Sick Nurses is a slickly executed Far East horror that knows exactly what it is and delivers a fast-paced and imaginative series of visually stunning and often horrific set-pieces. The performances are confident and the characterisation substantial, and it seems hard to imagine that we wouldn’t hear from these actresses again; the beautiful Ase Wang, in particular, plays Yim brilliantly, and is surely a name to watch. The strong, contrasting colours and steady stream of dark humour, combined with the refusal to pander to other base elements (the shower scene, for example, uses clothes in favour of nudity) means that this film, whilst not especially frightening, is all about pure, innocent, guilt-free horror fun. And what on Earth is wrong with that?
This release of the 2007 film by Revolver Entertainment is Region 2 encoded. The transfer itself appears to be clear and consistent, and the strong colour depth is essential for the stylish use of vivid colour in different atmospheric scenes in the movie. Blacks don’t always seem quite as dark as they could be, although it’s hardly discernable and certainly doesn’t spoil the impact. There is also an occasional graininess to the picture, but once again, not enough to detract from the quality of the overall presentation.

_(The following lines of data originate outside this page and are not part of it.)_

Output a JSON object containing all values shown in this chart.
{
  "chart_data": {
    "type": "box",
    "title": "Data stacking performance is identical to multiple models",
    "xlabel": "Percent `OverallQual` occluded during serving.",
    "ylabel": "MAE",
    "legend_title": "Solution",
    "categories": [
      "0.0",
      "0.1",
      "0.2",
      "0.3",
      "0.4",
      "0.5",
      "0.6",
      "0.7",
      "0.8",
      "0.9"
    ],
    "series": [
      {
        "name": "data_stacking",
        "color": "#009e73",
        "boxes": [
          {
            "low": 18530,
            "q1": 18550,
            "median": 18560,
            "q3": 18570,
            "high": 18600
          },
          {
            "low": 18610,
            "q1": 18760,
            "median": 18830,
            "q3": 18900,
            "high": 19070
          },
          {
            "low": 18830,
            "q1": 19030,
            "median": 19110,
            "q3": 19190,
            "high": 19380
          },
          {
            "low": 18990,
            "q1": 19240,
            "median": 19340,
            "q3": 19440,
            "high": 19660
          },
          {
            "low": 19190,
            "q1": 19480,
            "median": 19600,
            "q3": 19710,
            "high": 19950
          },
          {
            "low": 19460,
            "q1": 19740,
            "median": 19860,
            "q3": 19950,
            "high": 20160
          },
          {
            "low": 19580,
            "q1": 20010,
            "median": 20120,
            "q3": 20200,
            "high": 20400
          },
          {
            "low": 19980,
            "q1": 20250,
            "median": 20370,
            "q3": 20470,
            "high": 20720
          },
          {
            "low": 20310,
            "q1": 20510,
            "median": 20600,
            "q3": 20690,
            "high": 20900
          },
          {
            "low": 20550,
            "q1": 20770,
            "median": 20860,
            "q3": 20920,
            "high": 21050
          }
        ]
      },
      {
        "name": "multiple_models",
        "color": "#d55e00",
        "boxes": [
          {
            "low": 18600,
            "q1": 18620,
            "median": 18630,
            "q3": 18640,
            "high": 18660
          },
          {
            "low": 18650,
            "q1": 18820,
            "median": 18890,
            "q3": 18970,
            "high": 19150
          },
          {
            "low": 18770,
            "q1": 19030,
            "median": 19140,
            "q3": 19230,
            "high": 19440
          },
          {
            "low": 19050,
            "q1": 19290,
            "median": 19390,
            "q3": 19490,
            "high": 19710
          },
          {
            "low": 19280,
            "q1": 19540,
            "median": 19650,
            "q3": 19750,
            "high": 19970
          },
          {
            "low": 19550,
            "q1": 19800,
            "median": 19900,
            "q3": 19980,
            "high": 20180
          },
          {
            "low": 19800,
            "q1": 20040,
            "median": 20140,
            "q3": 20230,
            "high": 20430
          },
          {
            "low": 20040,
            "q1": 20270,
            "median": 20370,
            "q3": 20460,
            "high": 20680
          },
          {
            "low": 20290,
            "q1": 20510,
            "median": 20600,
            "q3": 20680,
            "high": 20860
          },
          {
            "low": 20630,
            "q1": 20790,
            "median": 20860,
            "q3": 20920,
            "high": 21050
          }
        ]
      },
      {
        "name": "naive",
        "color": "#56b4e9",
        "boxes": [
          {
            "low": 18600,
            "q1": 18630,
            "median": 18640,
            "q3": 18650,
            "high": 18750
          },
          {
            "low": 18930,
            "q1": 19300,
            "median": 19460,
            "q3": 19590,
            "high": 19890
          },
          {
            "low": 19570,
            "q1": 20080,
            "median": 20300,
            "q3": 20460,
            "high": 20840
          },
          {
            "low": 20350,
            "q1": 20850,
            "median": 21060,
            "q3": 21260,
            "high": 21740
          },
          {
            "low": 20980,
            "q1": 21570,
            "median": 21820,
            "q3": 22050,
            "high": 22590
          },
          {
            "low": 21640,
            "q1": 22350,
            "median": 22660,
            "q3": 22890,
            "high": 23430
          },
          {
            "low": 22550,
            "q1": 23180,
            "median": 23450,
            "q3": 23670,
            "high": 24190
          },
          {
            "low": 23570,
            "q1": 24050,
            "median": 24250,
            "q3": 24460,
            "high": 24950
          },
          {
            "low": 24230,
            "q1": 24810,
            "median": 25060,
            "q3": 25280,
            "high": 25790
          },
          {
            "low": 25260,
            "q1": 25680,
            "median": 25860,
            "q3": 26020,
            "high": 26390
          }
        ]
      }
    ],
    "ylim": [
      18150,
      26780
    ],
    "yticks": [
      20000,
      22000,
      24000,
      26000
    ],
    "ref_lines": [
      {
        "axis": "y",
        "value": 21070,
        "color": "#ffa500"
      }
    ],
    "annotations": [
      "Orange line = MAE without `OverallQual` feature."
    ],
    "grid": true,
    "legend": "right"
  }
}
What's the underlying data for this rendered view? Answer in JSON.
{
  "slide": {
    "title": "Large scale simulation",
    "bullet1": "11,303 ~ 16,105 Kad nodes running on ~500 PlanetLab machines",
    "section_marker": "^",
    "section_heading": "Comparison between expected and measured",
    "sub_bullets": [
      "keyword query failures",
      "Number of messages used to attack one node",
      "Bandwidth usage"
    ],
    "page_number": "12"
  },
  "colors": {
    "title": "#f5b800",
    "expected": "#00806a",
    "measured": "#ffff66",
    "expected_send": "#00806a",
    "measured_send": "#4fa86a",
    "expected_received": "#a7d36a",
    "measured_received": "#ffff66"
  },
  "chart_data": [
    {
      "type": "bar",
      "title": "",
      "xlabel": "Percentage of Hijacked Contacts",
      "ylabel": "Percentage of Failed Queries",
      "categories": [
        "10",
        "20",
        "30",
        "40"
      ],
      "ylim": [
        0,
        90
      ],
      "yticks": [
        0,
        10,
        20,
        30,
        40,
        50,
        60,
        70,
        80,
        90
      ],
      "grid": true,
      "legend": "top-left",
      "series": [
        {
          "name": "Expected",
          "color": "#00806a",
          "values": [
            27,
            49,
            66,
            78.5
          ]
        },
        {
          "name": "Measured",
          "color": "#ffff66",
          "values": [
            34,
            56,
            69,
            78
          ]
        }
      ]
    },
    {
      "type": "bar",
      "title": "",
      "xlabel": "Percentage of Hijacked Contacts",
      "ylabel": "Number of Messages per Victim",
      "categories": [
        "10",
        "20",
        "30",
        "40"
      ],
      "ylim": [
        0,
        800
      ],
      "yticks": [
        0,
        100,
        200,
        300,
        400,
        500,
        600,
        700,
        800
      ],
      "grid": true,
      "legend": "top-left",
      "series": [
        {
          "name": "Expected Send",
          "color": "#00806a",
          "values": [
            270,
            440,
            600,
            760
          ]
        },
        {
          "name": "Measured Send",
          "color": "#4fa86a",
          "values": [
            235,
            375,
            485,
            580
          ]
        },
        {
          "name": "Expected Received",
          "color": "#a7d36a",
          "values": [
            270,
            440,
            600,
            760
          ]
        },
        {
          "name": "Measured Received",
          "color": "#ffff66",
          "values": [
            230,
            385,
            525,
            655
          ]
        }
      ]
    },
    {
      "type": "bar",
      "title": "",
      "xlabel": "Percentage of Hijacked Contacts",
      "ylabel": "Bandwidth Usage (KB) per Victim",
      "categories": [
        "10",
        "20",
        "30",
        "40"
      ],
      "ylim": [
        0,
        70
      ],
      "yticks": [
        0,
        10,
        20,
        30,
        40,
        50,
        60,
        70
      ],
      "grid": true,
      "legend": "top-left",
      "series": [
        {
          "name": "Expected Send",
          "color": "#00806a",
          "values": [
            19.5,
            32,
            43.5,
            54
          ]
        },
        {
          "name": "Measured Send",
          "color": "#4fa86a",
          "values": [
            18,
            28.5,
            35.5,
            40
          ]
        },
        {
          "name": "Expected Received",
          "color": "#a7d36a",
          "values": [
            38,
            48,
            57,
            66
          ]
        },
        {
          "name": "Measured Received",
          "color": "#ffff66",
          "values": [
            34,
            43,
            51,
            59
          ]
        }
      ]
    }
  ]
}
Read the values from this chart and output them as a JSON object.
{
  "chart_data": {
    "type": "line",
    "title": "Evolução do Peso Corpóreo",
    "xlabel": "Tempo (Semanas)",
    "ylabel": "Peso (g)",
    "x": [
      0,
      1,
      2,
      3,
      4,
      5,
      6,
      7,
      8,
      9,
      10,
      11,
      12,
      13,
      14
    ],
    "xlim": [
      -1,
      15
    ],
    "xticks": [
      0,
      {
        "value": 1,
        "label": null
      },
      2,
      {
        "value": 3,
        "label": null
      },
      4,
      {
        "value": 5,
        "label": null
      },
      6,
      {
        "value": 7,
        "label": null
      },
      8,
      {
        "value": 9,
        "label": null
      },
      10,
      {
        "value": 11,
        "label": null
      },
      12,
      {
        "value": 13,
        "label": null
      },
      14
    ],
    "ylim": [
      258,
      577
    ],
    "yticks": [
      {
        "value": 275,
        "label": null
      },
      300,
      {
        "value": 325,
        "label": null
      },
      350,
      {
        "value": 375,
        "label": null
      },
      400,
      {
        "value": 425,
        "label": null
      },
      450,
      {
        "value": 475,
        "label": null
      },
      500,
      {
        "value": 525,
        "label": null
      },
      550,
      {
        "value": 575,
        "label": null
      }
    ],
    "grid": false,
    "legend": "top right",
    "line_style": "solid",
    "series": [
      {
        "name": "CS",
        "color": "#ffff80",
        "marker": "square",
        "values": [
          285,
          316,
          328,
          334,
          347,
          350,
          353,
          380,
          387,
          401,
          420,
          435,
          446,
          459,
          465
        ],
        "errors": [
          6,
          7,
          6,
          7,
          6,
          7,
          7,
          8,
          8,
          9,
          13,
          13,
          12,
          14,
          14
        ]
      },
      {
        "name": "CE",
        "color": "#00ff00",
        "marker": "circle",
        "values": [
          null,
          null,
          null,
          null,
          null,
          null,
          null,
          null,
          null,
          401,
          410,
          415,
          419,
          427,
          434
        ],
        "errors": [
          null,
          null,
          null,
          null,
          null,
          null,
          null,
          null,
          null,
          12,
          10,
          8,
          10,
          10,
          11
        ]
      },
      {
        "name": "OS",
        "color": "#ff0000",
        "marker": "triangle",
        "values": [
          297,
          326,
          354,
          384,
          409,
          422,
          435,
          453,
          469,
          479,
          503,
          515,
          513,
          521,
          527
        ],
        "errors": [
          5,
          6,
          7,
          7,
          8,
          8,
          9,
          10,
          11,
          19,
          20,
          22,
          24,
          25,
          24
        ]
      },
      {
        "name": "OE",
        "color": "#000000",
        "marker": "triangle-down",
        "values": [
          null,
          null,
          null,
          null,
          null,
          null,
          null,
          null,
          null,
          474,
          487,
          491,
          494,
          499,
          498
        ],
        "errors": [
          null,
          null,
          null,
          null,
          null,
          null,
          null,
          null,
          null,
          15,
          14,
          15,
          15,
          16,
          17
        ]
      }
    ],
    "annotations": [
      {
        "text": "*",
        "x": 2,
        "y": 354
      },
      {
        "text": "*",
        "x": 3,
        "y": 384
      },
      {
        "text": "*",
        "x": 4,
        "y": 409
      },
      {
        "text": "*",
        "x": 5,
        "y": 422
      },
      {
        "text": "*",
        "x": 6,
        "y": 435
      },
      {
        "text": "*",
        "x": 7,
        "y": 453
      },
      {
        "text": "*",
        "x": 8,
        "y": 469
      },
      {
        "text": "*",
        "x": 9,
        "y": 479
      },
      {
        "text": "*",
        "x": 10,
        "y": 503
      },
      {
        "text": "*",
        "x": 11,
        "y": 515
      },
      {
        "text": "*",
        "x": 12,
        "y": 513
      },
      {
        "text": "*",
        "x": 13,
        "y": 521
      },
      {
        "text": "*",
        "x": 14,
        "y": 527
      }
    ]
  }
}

Subtitles are presented in white, and sensibly include black outlining, so there are no words that disappear into the sometimes white backgrounds. The translation seems fine, and there weren’t any noticeable moments of confusion in this area.
You’ve got the option of 5.1 Surround Sound or Dolby Digital 2.0. Sound is clear and precise, so you’ll be able to pick out every shrill scream emitted.
The film score is from the outset somewhat sleazy, but as the film progresses, this choice seems to be further and further vindicated.
The DVD is rather thin on extras. There’s the slightly bizarre trailer, which, despite its weirdness, does prove to be an appealing invitation to watch the film. There’s also the obligatory “behind the scenes” featurette, which is pleasing in its simplicity; you are afforded a fly-on-the-wall view of some of the key scenes in production, but there is no accompanying narration. For a film that proves so much fun for the viewer, it’s something of a surprise to find that most of the actresses look thoroughly miserable during the filming. That said, when you see what Ase Wang had to endure in order to sate your sick horror appetite, you might begin to understand why.
Sick Nurses is an enjoyable bloody romp through a series of creative and visually impressive set-pieces. Its straightforward approach to story-telling and its black comic touch means that it won’t appeal to everyone, but with an interesting and unexpected finale, well-paced delivery, and an emphasis on not taking itself too seriously, it stands up tall amongst its Far Eastern counterparts to ensure that Thai horror remains firmly established on the region’s movie map.